5. Volatility is too high to be included in multi-asset portfolios
Bitcoin’s volatility is high2 at 69% over the last 10 years or so. However, it is also a highly diversifying asset as well. Its correlation with equities over the same period is only 16.6%, and its correlation with commodities is 13%. So, while as a stand-alone asset, it could appear that bitcoin is a high-risk asset, this is not the case in the context of a multi-asset portfolio. In fact, figure 2 shows the change in volatility when a small portion of bitcoin is added to a 60/40 portfolio (60% in MSCI All Country World and 40% in Bloomberg Multiverse). Adding 1% of bitcoin does not add 0.69% of volatility to the portfolio but only 0.07%, thanks to the diversification effect3.
Adding 1% of bitcoin to the portfolio creates around 0.7% of tracking errors while creating 0.67% of annualised performance versus the 60/40 portfolio without bitcoin. This means that the information ratio of the decision to add bitcoin to the portfolio is almost 1, an excellent ratio that very little investment decision would lead investors to obtain.
Figure 2: Impact on volatility to add bitcoin in a 60/40 portfolio
Source: Bloomberg, WisdomTree. From 31 December 2013 to 30 April 2024. In USD. Based on Daily Returns. The 60/40 Global Portfolio is composed of 60% MSCI AC World and 40% Bloomberg Multiverse. You cannot invest directly in an index.
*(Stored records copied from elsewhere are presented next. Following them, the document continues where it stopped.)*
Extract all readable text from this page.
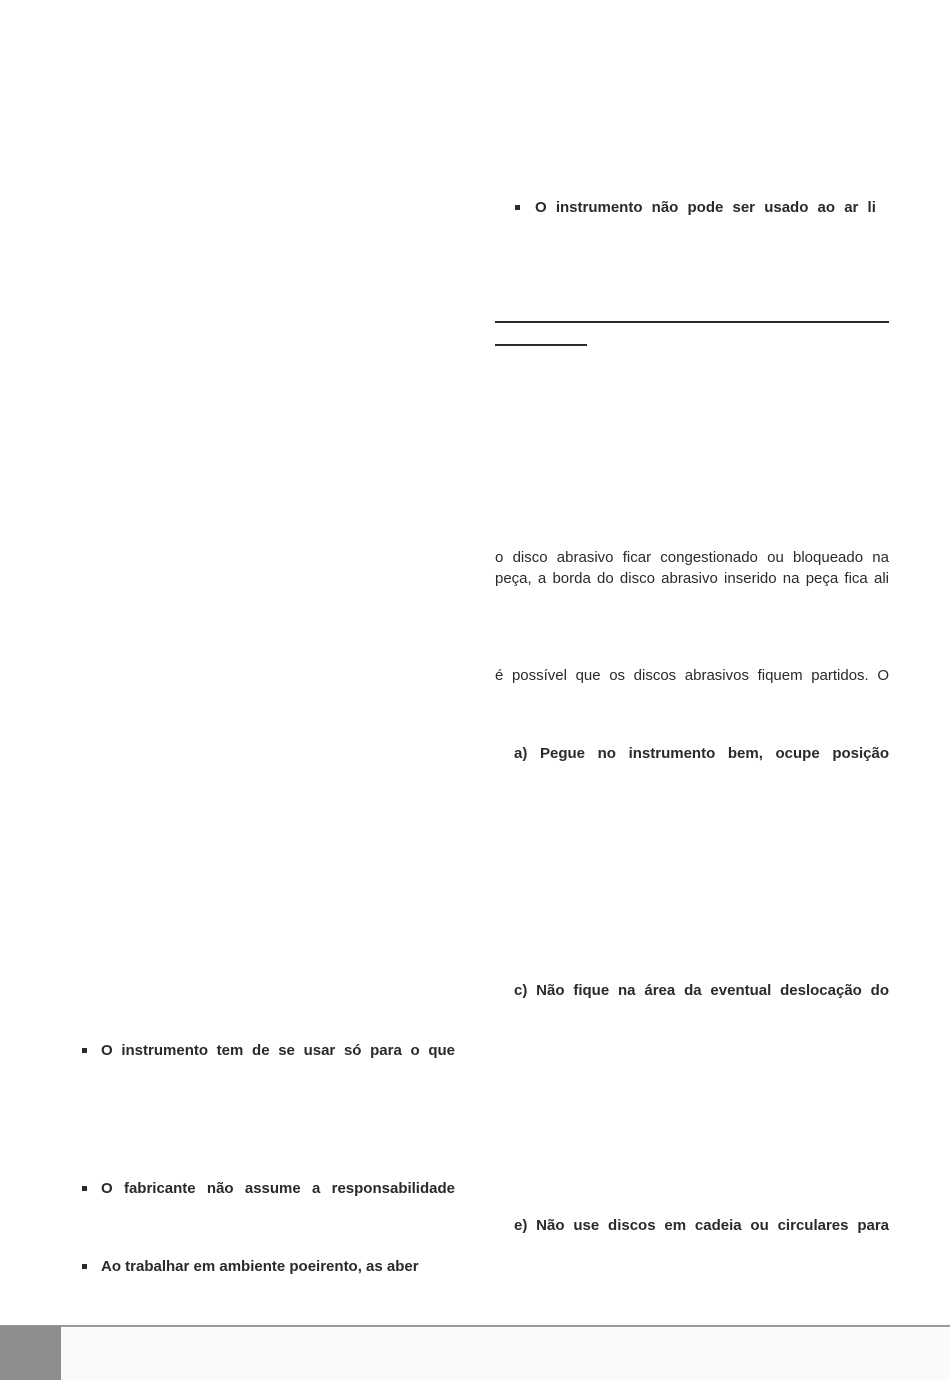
O instrumento não pode ser usado ao ar li
o disco abrasivo ficar congestionado ou bloqueado na
peça, a borda do disco abrasivo inserido na peça fica ali
é possível que os discos abrasivos fiquem partidos. O
a) Pegue no instrumento bem, ocupe posição
c) Não fique na área da eventual deslocação do
e) Não use discos em cadeia ou circulares para
O instrumento tem de se usar só para o que
O fabricante não assume a responsabilidade
Ao trabalhar em ambiente poeirento, as aber
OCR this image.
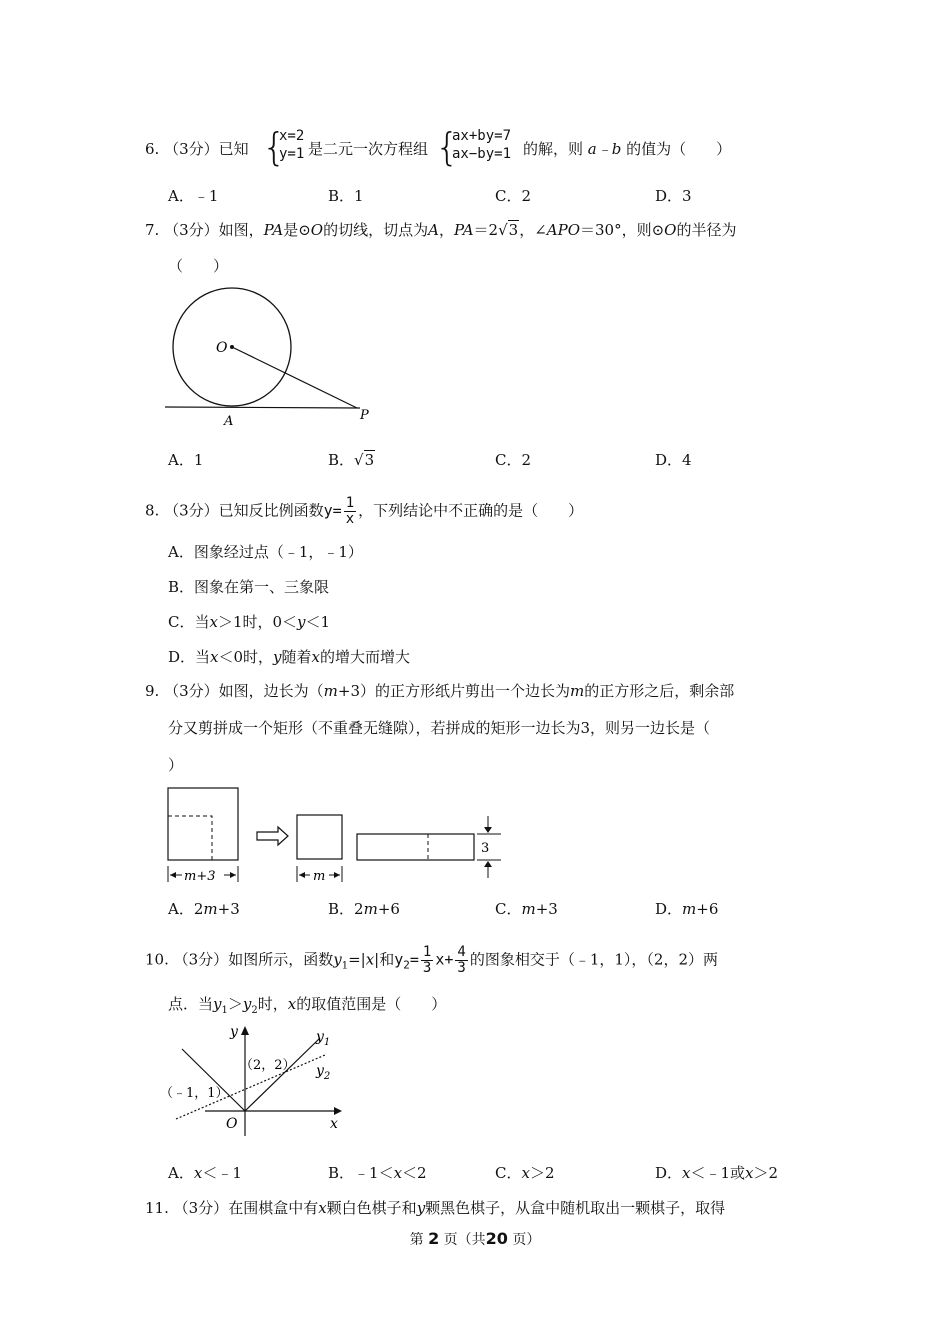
6. （3分）已知 {
x=2
y=1 是二元一次方程组 {
ax+by=7
ax−by=1 的解，则 a﹣b 的值为（　　）
A．﹣1	B．1	C．2	D．3
7. （3分）如图，PA是⊙O的切线，切点为A，PA＝2√3，∠APO＝30°，则⊙O的半径为
（　　）
O
A	P
A．1	B．√3	C．2	D．4
8. （3分）已知反比例函数$y= \frac{1}{x}$ ，下列结论中不正确的是（　　）
A．图象经过点（﹣1，﹣1）
B．图象在第一、三象限
C．当x＞1时，0＜y＜1
D．当x＜0时，y随着x的增大而增大
9. （3分）如图，边长为（m+3）的正方形纸片剪出一个边长为m的正方形之后，剩余部
分又剪拼成一个矩形（不重叠无缝隙），若拼成的矩形一边长为3，则另一边长是（
）
3
m+3	m
A．2m+3	B．2m+6	C．m+3	D．m+6
10. （3分）如图所示，函数$y_1=|x|$和$y_2= \frac{1}{3} x+ \frac{4}{3}$ 的图象相交于（﹣1，1），（2，2）两
点．当$y_1>y_2$时，x的取值范围是（　　）
y
x
O
（2，2）
（﹣1，1）
$y_1$
$y_2$
A．x＜﹣1	B．﹣1＜x＜2	C．x＞2	D．x＜﹣1或x＞2
11. （3分）在围棋盒中有x颗白色棋子和y颗黑色棋子，从盒中随机取出一颗棋子，取得
第 2 页（共20 页）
Historical performance is not an indication of future performance and any investment may go down in value.
Conclusion
Cryptocurrencies have been around for more than 15 years, but they remain significantly misunderstood in the traditional investment world. One of the key reasons is that, for a long time, it was easy to ignore them and dismiss them as a fad. However, this time has passed. With regulated, physically backed ETPs available in Europe since 2019, spot bitcoin ETFs approved in the US early this year (soon to be followed by Spot Ethereum ETF) and the very recent listings of crypto ETPs on the London Stock Exchange, the institutionalisation of crypto is well on its way. It is high time that investors move on from prejudice and misconceptions and start treating crypto like the new asset class it is, or they risk being left behind.
1 Source: Ultrasound.money. As of 3 June 2024.
2 Source: Bloomberg, WisdomTree. From 31 December 2013 to 30 April 2024. In USD. Based on Daily Returns. Historical performance is not an indication of future performance and any investment may go down in value.
3 Bitcoin in multi-asset portfolios, WisdomTree. February 2024.